Baştan belirtmek isterim ki bu yazı nazik, kibar, kurallara uyan, yayalara saygısızlık etmeyen, trafik kurallarına göre uygun yerlerde veya nezaketlerinden yol veren sürücüleri hariç tutmaktadır.


Oturduğum sokak dar bir sokak, yaşadığım olaylar tek burada değil ama daha çok burada. Neden?

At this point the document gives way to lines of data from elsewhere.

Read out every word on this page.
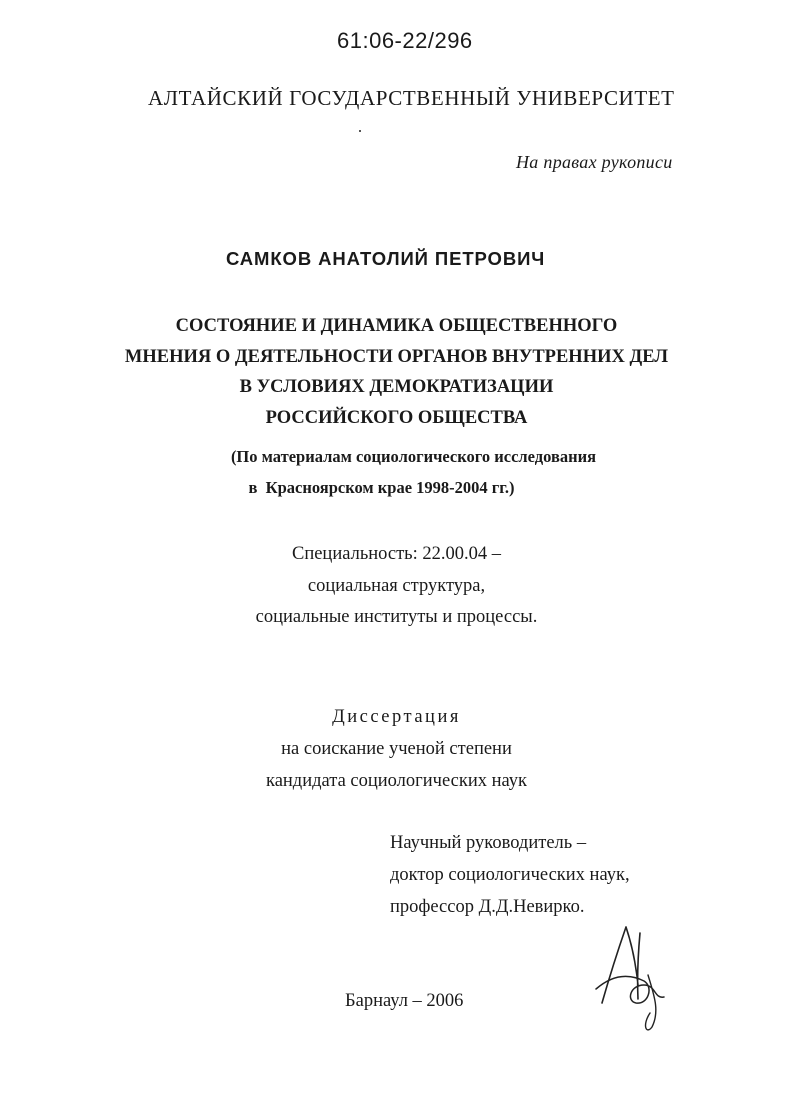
61:06-22/296
АЛТАЙСКИЙ ГОСУДАРСТВЕННЫЙ УНИВЕРСИТЕТ
На правах рукописи
САМКОВ АНАТОЛИЙ ПЕТРОВИЧ
СОСТОЯНИЕ И ДИНАМИКА ОБЩЕСТВЕННОГО
МНЕНИЯ О ДЕЯТЕЛЬНОСТИ ОРГАНОВ ВНУТРЕННИХ ДЕЛ
В УСЛОВИЯХ ДЕМОКРАТИЗАЦИИ
РОССИЙСКОГО ОБЩЕСТВА
(По материалам социологического исследования
в  Красноярском крае 1998-2004 гг.)
Специальность: 22.00.04 –
социальная структура,
социальные институты и процессы.
Диссертация
на соискание ученой степени
кандидата социологических наук
Научный руководитель –
доктор социологических наук,
профессор Д.Д.Невирко.
Барнаул – 2006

Çünkü kal bile diyemeceğiniz bir kaldırım, çok genişmiş gibi ortasında direkler, elinizde poşetle yürüyemiyorsunuz falan, tekerlekli bavul, pazar çantası gibi şeyleri zaten unutun. İşte bu kal'ın yanında dizi dizi park etmiş otomobiller, size kalan tek araba geçişlik aracın ve yayanın ortak paylaşmak zorunda kaldığı bir alan(sana yakın bir Sunay Akın gibi olmuş, sonradan okudum da). Elinizde yükünüz mü var? Poşetse zaten sallanmıyor, pazar çantası veya tekerlekli bavulsa çekil kenara uyarısı alıyorsunuz, büyüklük sizde kalsın, her gün onlarca araca yol veriyorsunuz. Mübalağa yapıyorsun denmesin diye söylüyorum, evet her gün onlarca araca -gerçek sayı- yer veriyorum ve her seferinde küfrediyorum, bana yol bırakılmıyor, üzerine gasp ediliyor, havanın üzerinde falan yürümem gerekiyor sanırım. Suyun üzerinde adım... 


Bugün elimde tam 3 adet kedi sepeti var, biri dolu, diğeri dolacak, biri bir elimde, ikisi diğer elimde, o kaldırıma yan yan bile girmem imkansız ve zaten benim de yaya olarak her sürücü gibi yetişmem gereken yerler var, bir sokak kedisi daha toplanıp veteriner kapanmadan kliniğe yetiştirilecek. Sürücü halimi görüyor, ben araç sesini duyuyorum, zaten hızlı yürüyorum, arkadan düt, azıcık bekle görmüyor musun elimdekileri diye ilk kez dönüp bağırdım, zaten hızlı yürüyorum, zaten elim dolu ve ağır olmasına rağmen hızlı yürüyorum ve o şekilde yürüyebileceğim başka hiçbir yer yok, yoksa zaten araç yolunda ne işim var? Sorun şu ki orası zaten araç yolu değil, benim yolum! Türkiye'deki trafik kuralsızlığı sağ olsun ikimizin yolu, bu durumda önünüzde yürüyen eli kolu üç tane kedi taşıma sepeti ile dolu bir kadına utanmadan çekil der misiniz? Yok öyle bir dünya, yok efendim, diyemezsiniz! Ha o kişi lay lay yavaş yürüyor olur, kenara çekilebilecek durumda, elinde eşyası olmayan biri olur dütleyip yol isteyin ama bu ne terbiyesizlik bu ne arsızlık?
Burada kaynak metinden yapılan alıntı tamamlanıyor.